24 hours after the launch of Filecoin, a majority of its miners have gone on strike. The main reason for the same is that miners actually have to buy $FIL, in order to mine $FIL, as it currently stands.

To begin with, Filecoin is very complex and requires high-end hardware including 128GB memory.

In fact, data from 6Block, one of Filecoin’s top 10 mining pools, revealed that 1 miner requires 3 servers with 2 computing machines and 1 storage machine. Further, retail prices for the same seem to be ranging from $20k to $40k (including hosting and maintenance).

Source: 6Block

Here is where the main issue presents itself – Even with 2 computing servers, a miner can only seal 1TB/day for every 336TB of storage and it can take between 210 to 350 days to mine with the full space.

A miner also needs to stake $FIL as collateral for the space provided – but nobody has $FIL to start mining and get $FIL.

Filecoin aimed to solve this with its Calibration net which served as the final testnet and included a “space race” aimed at rewarding early miners who invested in expensive hardware, taking all the risks with $1.5 million distributed, but vested for 540 days.

Now, a miner who sealed 50TB during mainnet launch and was sealing 1TB/day needs 5FIL/TB as collateral to keep increasing, until reaching full capacity, while current mining rewards are around 0.25-0.27 FIL a day vested over 180 days.
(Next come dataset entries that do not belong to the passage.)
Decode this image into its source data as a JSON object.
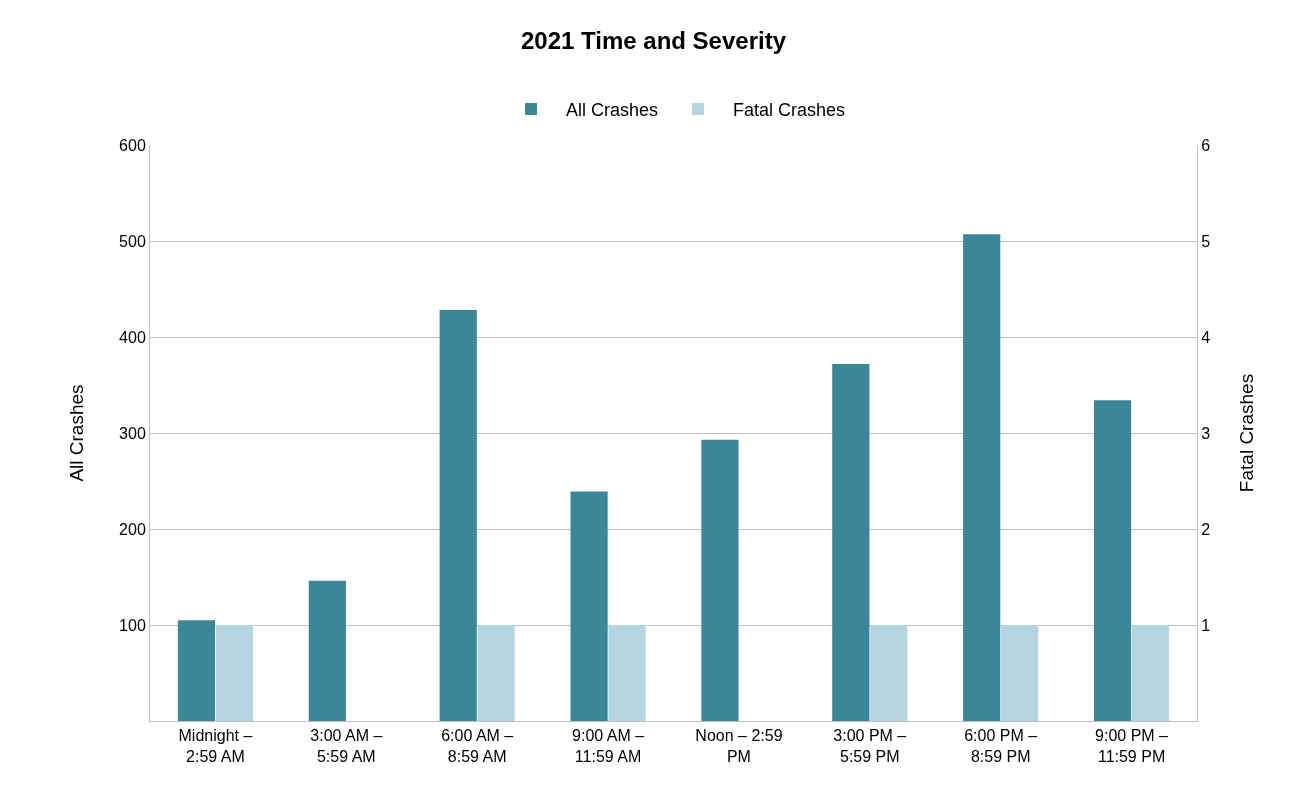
{
  "chart_data": {
    "type": "bar",
    "title": "2021 Time and Severity",
    "categories": [
      "Midnight – 2:59 AM",
      "3:00 AM – 5:59 AM",
      "6:00 AM – 8:59 AM",
      "9:00 AM – 11:59 AM",
      "Noon – 2:59 PM",
      "3:00 PM – 5:59 PM",
      "6:00 PM – 8:59 PM",
      "9:00 PM – 11:59 PM"
    ],
    "series": [
      {
        "name": "All Crashes",
        "color": "#3a8799",
        "values": [
          105,
          146,
          428,
          239,
          293,
          372,
          507,
          334
        ]
      },
      {
        "name": "Fatal Crashes",
        "color": "#b5d6e0",
        "axis": "y2",
        "values": [
          1,
          0,
          1,
          1,
          0,
          1,
          1,
          1
        ]
      }
    ],
    "ylabel": "All Crashes",
    "y2label": "Fatal Crashes",
    "ylim": [
      0,
      600
    ],
    "yticks": [
      100,
      200,
      300,
      400,
      500,
      600
    ],
    "y2lim": [
      0,
      6
    ],
    "y2ticks": [
      1,
      2,
      3,
      4,
      5,
      6
    ],
    "grid": "y",
    "legend": "top"
  }
}
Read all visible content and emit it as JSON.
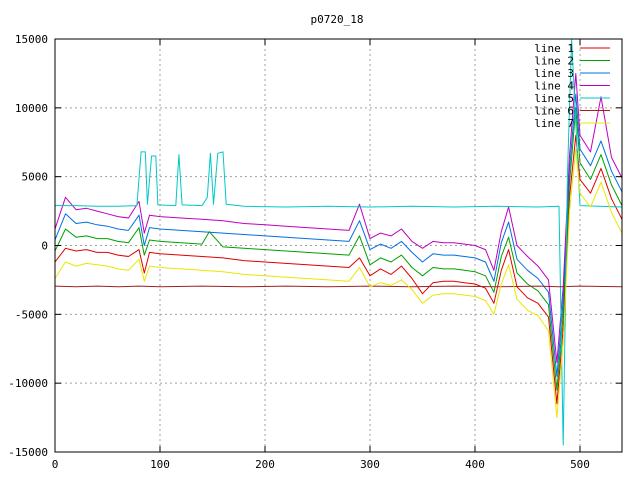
{
  "chart_data": {
    "type": "line",
    "title": "p0720_18",
    "xlabel": "",
    "ylabel": "",
    "xlim": [
      0,
      540
    ],
    "ylim": [
      -15000,
      15000
    ],
    "xticks": [
      0,
      100,
      200,
      300,
      400,
      500
    ],
    "yticks": [
      -15000,
      -10000,
      -5000,
      0,
      5000,
      10000,
      15000
    ],
    "grid": true,
    "legend_position": "top-right",
    "series": [
      {
        "name": "line 1",
        "color": "#e00000",
        "points": [
          [
            0,
            -1200
          ],
          [
            10,
            -200
          ],
          [
            20,
            -400
          ],
          [
            30,
            -300
          ],
          [
            40,
            -500
          ],
          [
            50,
            -500
          ],
          [
            60,
            -700
          ],
          [
            70,
            -800
          ],
          [
            80,
            -300
          ],
          [
            85,
            -2000
          ],
          [
            90,
            -500
          ],
          [
            100,
            -600
          ],
          [
            120,
            -700
          ],
          [
            140,
            -800
          ],
          [
            160,
            -900
          ],
          [
            180,
            -1100
          ],
          [
            200,
            -1200
          ],
          [
            220,
            -1300
          ],
          [
            240,
            -1400
          ],
          [
            260,
            -1500
          ],
          [
            280,
            -1600
          ],
          [
            290,
            -900
          ],
          [
            300,
            -2200
          ],
          [
            310,
            -1700
          ],
          [
            320,
            -2100
          ],
          [
            330,
            -1500
          ],
          [
            340,
            -2400
          ],
          [
            350,
            -3500
          ],
          [
            360,
            -2700
          ],
          [
            370,
            -2600
          ],
          [
            380,
            -2600
          ],
          [
            390,
            -2700
          ],
          [
            400,
            -2800
          ],
          [
            410,
            -3100
          ],
          [
            418,
            -4200
          ],
          [
            425,
            -1800
          ],
          [
            432,
            -300
          ],
          [
            440,
            -3000
          ],
          [
            450,
            -3800
          ],
          [
            460,
            -4200
          ],
          [
            470,
            -5200
          ],
          [
            478,
            -11500
          ],
          [
            484,
            -6000
          ],
          [
            490,
            3500
          ],
          [
            496,
            8000
          ],
          [
            500,
            4800
          ],
          [
            510,
            3800
          ],
          [
            520,
            5600
          ],
          [
            530,
            3400
          ],
          [
            540,
            1900
          ]
        ]
      },
      {
        "name": "line 2",
        "color": "#00a000",
        "points": [
          [
            0,
            -400
          ],
          [
            10,
            1200
          ],
          [
            20,
            600
          ],
          [
            30,
            700
          ],
          [
            40,
            500
          ],
          [
            50,
            500
          ],
          [
            60,
            300
          ],
          [
            70,
            200
          ],
          [
            80,
            1300
          ],
          [
            85,
            -700
          ],
          [
            90,
            400
          ],
          [
            100,
            300
          ],
          [
            120,
            200
          ],
          [
            140,
            100
          ],
          [
            147,
            1000
          ],
          [
            160,
            -100
          ],
          [
            180,
            -200
          ],
          [
            200,
            -300
          ],
          [
            220,
            -400
          ],
          [
            240,
            -500
          ],
          [
            260,
            -600
          ],
          [
            280,
            -700
          ],
          [
            290,
            700
          ],
          [
            300,
            -1400
          ],
          [
            310,
            -900
          ],
          [
            320,
            -1200
          ],
          [
            330,
            -700
          ],
          [
            340,
            -1600
          ],
          [
            350,
            -2200
          ],
          [
            360,
            -1600
          ],
          [
            370,
            -1700
          ],
          [
            380,
            -1700
          ],
          [
            390,
            -1800
          ],
          [
            400,
            -1900
          ],
          [
            410,
            -2200
          ],
          [
            418,
            -3400
          ],
          [
            425,
            -800
          ],
          [
            432,
            600
          ],
          [
            440,
            -2000
          ],
          [
            450,
            -2800
          ],
          [
            460,
            -3300
          ],
          [
            470,
            -4300
          ],
          [
            478,
            -10500
          ],
          [
            484,
            -5000
          ],
          [
            490,
            4500
          ],
          [
            496,
            10000
          ],
          [
            500,
            6000
          ],
          [
            510,
            4800
          ],
          [
            520,
            6600
          ],
          [
            530,
            4400
          ],
          [
            540,
            2900
          ]
        ]
      },
      {
        "name": "line 3",
        "color": "#0070e0",
        "points": [
          [
            0,
            400
          ],
          [
            10,
            2300
          ],
          [
            20,
            1600
          ],
          [
            30,
            1700
          ],
          [
            40,
            1500
          ],
          [
            50,
            1400
          ],
          [
            60,
            1200
          ],
          [
            70,
            1100
          ],
          [
            80,
            2200
          ],
          [
            85,
            0
          ],
          [
            90,
            1300
          ],
          [
            100,
            1200
          ],
          [
            120,
            1100
          ],
          [
            140,
            1000
          ],
          [
            160,
            900
          ],
          [
            180,
            800
          ],
          [
            200,
            700
          ],
          [
            220,
            600
          ],
          [
            240,
            500
          ],
          [
            260,
            400
          ],
          [
            280,
            300
          ],
          [
            290,
            1800
          ],
          [
            300,
            -300
          ],
          [
            310,
            100
          ],
          [
            320,
            -200
          ],
          [
            330,
            300
          ],
          [
            340,
            -500
          ],
          [
            350,
            -1200
          ],
          [
            360,
            -600
          ],
          [
            370,
            -700
          ],
          [
            380,
            -700
          ],
          [
            390,
            -800
          ],
          [
            400,
            -900
          ],
          [
            410,
            -1200
          ],
          [
            418,
            -2600
          ],
          [
            425,
            200
          ],
          [
            432,
            1700
          ],
          [
            440,
            -1000
          ],
          [
            450,
            -1800
          ],
          [
            460,
            -2400
          ],
          [
            470,
            -3400
          ],
          [
            478,
            -9500
          ],
          [
            484,
            -4000
          ],
          [
            490,
            5500
          ],
          [
            496,
            11000
          ],
          [
            500,
            7000
          ],
          [
            510,
            5800
          ],
          [
            520,
            7600
          ],
          [
            530,
            5400
          ],
          [
            540,
            3900
          ]
        ]
      },
      {
        "name": "line 4",
        "color": "#c000c0",
        "points": [
          [
            0,
            1200
          ],
          [
            10,
            3500
          ],
          [
            20,
            2600
          ],
          [
            30,
            2700
          ],
          [
            40,
            2500
          ],
          [
            50,
            2300
          ],
          [
            60,
            2100
          ],
          [
            70,
            2000
          ],
          [
            80,
            3200
          ],
          [
            85,
            900
          ],
          [
            90,
            2200
          ],
          [
            100,
            2100
          ],
          [
            120,
            2000
          ],
          [
            140,
            1900
          ],
          [
            160,
            1800
          ],
          [
            180,
            1600
          ],
          [
            200,
            1500
          ],
          [
            220,
            1400
          ],
          [
            240,
            1300
          ],
          [
            260,
            1200
          ],
          [
            280,
            1100
          ],
          [
            290,
            3000
          ],
          [
            300,
            500
          ],
          [
            310,
            900
          ],
          [
            320,
            700
          ],
          [
            330,
            1200
          ],
          [
            340,
            300
          ],
          [
            350,
            -200
          ],
          [
            360,
            300
          ],
          [
            370,
            200
          ],
          [
            380,
            200
          ],
          [
            390,
            100
          ],
          [
            400,
            0
          ],
          [
            410,
            -300
          ],
          [
            418,
            -1800
          ],
          [
            425,
            1000
          ],
          [
            432,
            2800
          ],
          [
            440,
            0
          ],
          [
            450,
            -800
          ],
          [
            460,
            -1500
          ],
          [
            470,
            -2500
          ],
          [
            478,
            -8500
          ],
          [
            484,
            -3000
          ],
          [
            490,
            6500
          ],
          [
            496,
            12500
          ],
          [
            500,
            8000
          ],
          [
            510,
            6800
          ],
          [
            520,
            10800
          ],
          [
            530,
            6400
          ],
          [
            540,
            4900
          ]
        ]
      },
      {
        "name": "line 5",
        "color": "#00c8c8",
        "points": [
          [
            0,
            2900
          ],
          [
            20,
            2900
          ],
          [
            40,
            2850
          ],
          [
            60,
            2850
          ],
          [
            78,
            2900
          ],
          [
            82,
            6800
          ],
          [
            86,
            6800
          ],
          [
            88,
            3000
          ],
          [
            92,
            6500
          ],
          [
            96,
            6500
          ],
          [
            98,
            2950
          ],
          [
            115,
            2900
          ],
          [
            118,
            6600
          ],
          [
            121,
            2950
          ],
          [
            140,
            2900
          ],
          [
            145,
            3500
          ],
          [
            148,
            6700
          ],
          [
            151,
            3000
          ],
          [
            155,
            6700
          ],
          [
            160,
            6800
          ],
          [
            163,
            3000
          ],
          [
            180,
            2850
          ],
          [
            220,
            2800
          ],
          [
            260,
            2850
          ],
          [
            300,
            2800
          ],
          [
            340,
            2850
          ],
          [
            380,
            2800
          ],
          [
            420,
            2850
          ],
          [
            460,
            2800
          ],
          [
            480,
            2850
          ],
          [
            484,
            -14500
          ],
          [
            488,
            5000
          ],
          [
            492,
            15000
          ],
          [
            500,
            2900
          ],
          [
            540,
            2800
          ]
        ]
      },
      {
        "name": "line 6",
        "color": "#a02020",
        "points": [
          [
            0,
            -2950
          ],
          [
            20,
            -3000
          ],
          [
            40,
            -2950
          ],
          [
            60,
            -3000
          ],
          [
            80,
            -2950
          ],
          [
            100,
            -3000
          ],
          [
            140,
            -2950
          ],
          [
            180,
            -3000
          ],
          [
            220,
            -2950
          ],
          [
            260,
            -3000
          ],
          [
            300,
            -2950
          ],
          [
            340,
            -3000
          ],
          [
            380,
            -2950
          ],
          [
            420,
            -3000
          ],
          [
            460,
            -2950
          ],
          [
            480,
            -3000
          ],
          [
            500,
            -2950
          ],
          [
            540,
            -3000
          ]
        ]
      },
      {
        "name": "line 7",
        "color": "#e8e800",
        "points": [
          [
            0,
            -2400
          ],
          [
            10,
            -1200
          ],
          [
            20,
            -1500
          ],
          [
            30,
            -1300
          ],
          [
            40,
            -1400
          ],
          [
            50,
            -1500
          ],
          [
            60,
            -1700
          ],
          [
            70,
            -1800
          ],
          [
            80,
            -1000
          ],
          [
            85,
            -2600
          ],
          [
            90,
            -1500
          ],
          [
            100,
            -1600
          ],
          [
            120,
            -1700
          ],
          [
            140,
            -1800
          ],
          [
            160,
            -1900
          ],
          [
            180,
            -2100
          ],
          [
            200,
            -2200
          ],
          [
            220,
            -2300
          ],
          [
            240,
            -2400
          ],
          [
            260,
            -2500
          ],
          [
            280,
            -2600
          ],
          [
            290,
            -1600
          ],
          [
            300,
            -3000
          ],
          [
            310,
            -2700
          ],
          [
            320,
            -2900
          ],
          [
            330,
            -2500
          ],
          [
            340,
            -3200
          ],
          [
            350,
            -4200
          ],
          [
            360,
            -3600
          ],
          [
            370,
            -3500
          ],
          [
            380,
            -3500
          ],
          [
            390,
            -3600
          ],
          [
            400,
            -3700
          ],
          [
            410,
            -4000
          ],
          [
            418,
            -5000
          ],
          [
            425,
            -2800
          ],
          [
            432,
            -1400
          ],
          [
            440,
            -3900
          ],
          [
            450,
            -4700
          ],
          [
            460,
            -5100
          ],
          [
            470,
            -6200
          ],
          [
            478,
            -12500
          ],
          [
            484,
            -7000
          ],
          [
            490,
            2500
          ],
          [
            496,
            7000
          ],
          [
            500,
            3800
          ],
          [
            510,
            2800
          ],
          [
            520,
            4600
          ],
          [
            530,
            2400
          ],
          [
            540,
            900
          ]
        ]
      }
    ]
  }
}
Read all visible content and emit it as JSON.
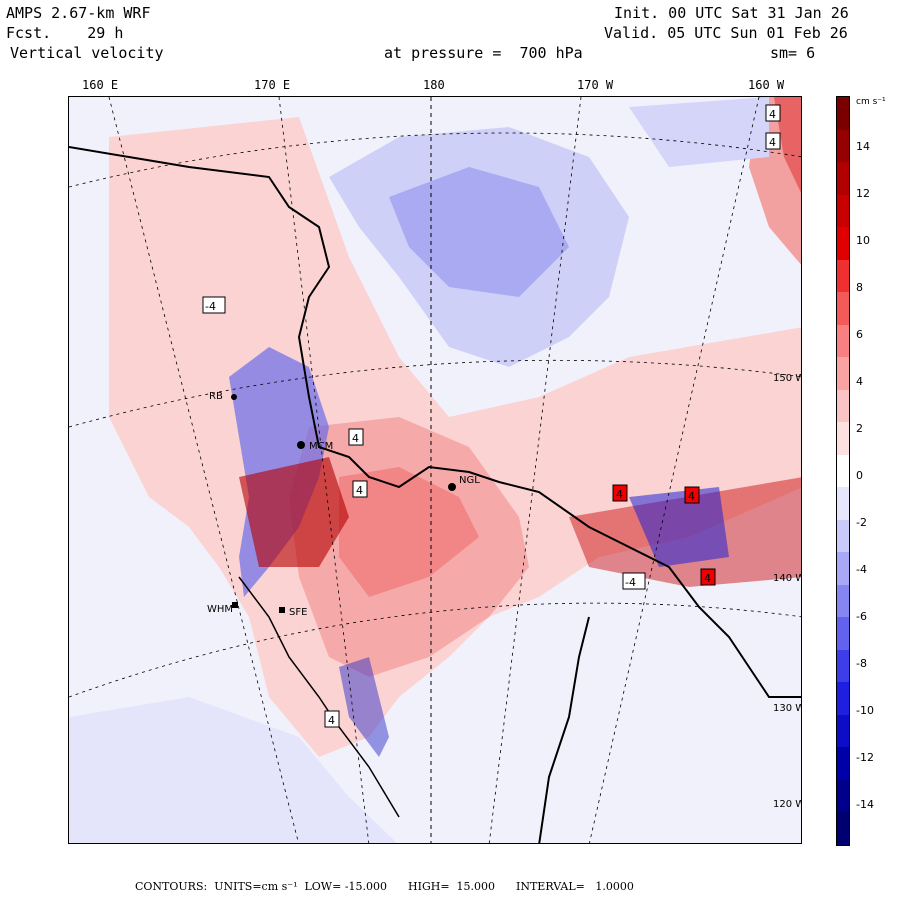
{
  "header": {
    "model": "AMPS 2.67-km WRF",
    "forecast": "Fcst.    29 h",
    "field": "Vertical velocity",
    "level": "at pressure =  700 hPa",
    "init": "Init. 00 UTC Sat 31 Jan 26",
    "valid": "Valid. 05 UTC Sun 01 Feb 26",
    "smoothing": "sm= 6"
  },
  "longitude_labels": [
    "160 E",
    "170 E",
    "180",
    "170 W",
    "160 W"
  ],
  "latitude_labels": [
    "150 W",
    "140 W",
    "130 W",
    "120 W"
  ],
  "stations": [
    "RB",
    "MCM",
    "NGL",
    "WHM",
    "SFE"
  ],
  "max_labels": [
    "4",
    "4",
    "4",
    "4",
    "-4",
    "4",
    "4",
    "-4",
    "4",
    "4"
  ],
  "colorbar": {
    "unit_label": "cm s⁻¹",
    "tick_labels": [
      "14",
      "12",
      "10",
      "8",
      "6",
      "4",
      "2",
      "0",
      "-2",
      "-4",
      "-6",
      "-8",
      "-10",
      "-12",
      "-14"
    ],
    "colors": [
      "#7a0000",
      "#950000",
      "#b00000",
      "#c80000",
      "#e00000",
      "#f03030",
      "#f55a5a",
      "#f88080",
      "#f9a3a3",
      "#fbc4c4",
      "#fde0e0",
      "#ffffff",
      "#e6e6fd",
      "#c9c9fa",
      "#a8a8f6",
      "#8686f2",
      "#6262ee",
      "#3d3dea",
      "#1f1fe0",
      "#0d0dc8",
      "#0000a8",
      "#00008a",
      "#000070"
    ]
  },
  "footer": {
    "contours": "CONTOURS:  UNITS=cm s⁻¹  LOW= -15.000      HIGH=  15.000      INTERVAL=   1.0000"
  }
}
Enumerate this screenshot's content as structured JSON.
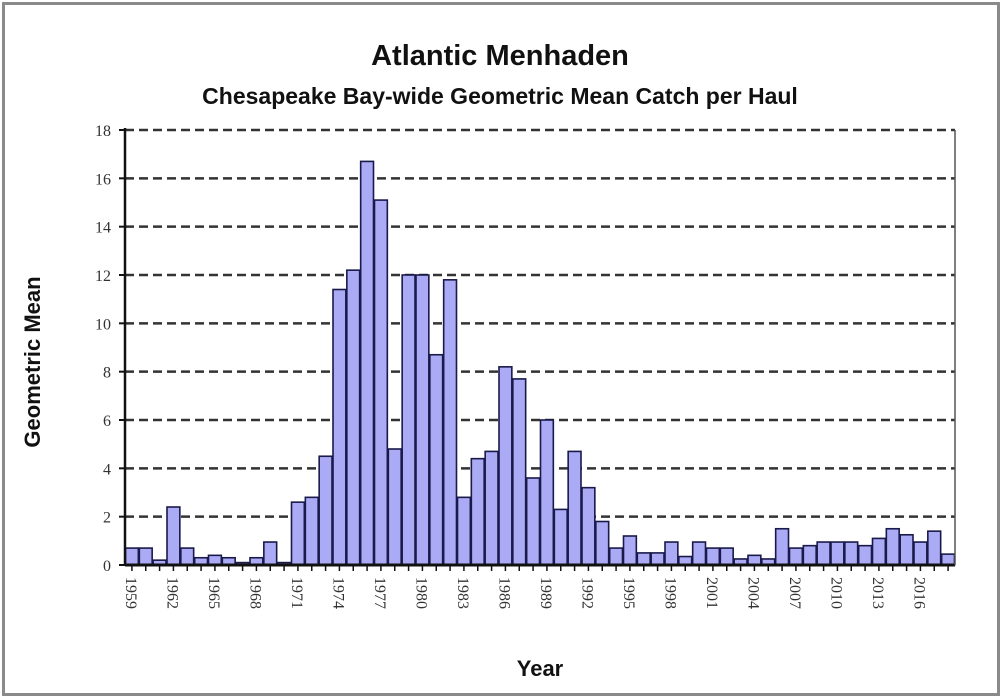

This leaves the miner in question with 0.075 FIL per day.

Essentially, this means that the miner needs to continue buying $FIL to continue ramping up to full capacity.

Further, the total network capacity data showed that 4200 PiB was installed, amounting to $240 million worth of hardware, ready at the time of mainnet launch. This, in other words, was the total amount miners actually invested.

Source: Filfox

As can be seen above, the daily power growth for many top miners is currently 0 as they have simply stopped adding more capacity.

Whilst this was happening, despite the fact that all coins are supposedly ‘vested for a minimum of 6 months to 6 years’ for team tokens, $1.5 million was sent to the likes of Huobi and OKex.

An improvement proposal has also been suggested, one that would leave miners with 6 FIL a day, of which they would still be required to lock up 5 FIL to ramp up capacity, leaving them with only 1 FIL for 20k worth of hardware.

Chinese reports were the first to expose the unfair economic model that exists within Filecoin, however, members of the crypto-community were quick to identify the underlying issue. It would thus seem that the miners who provided a huge degree of support to the Filecoin team during its three years of development are now rekt.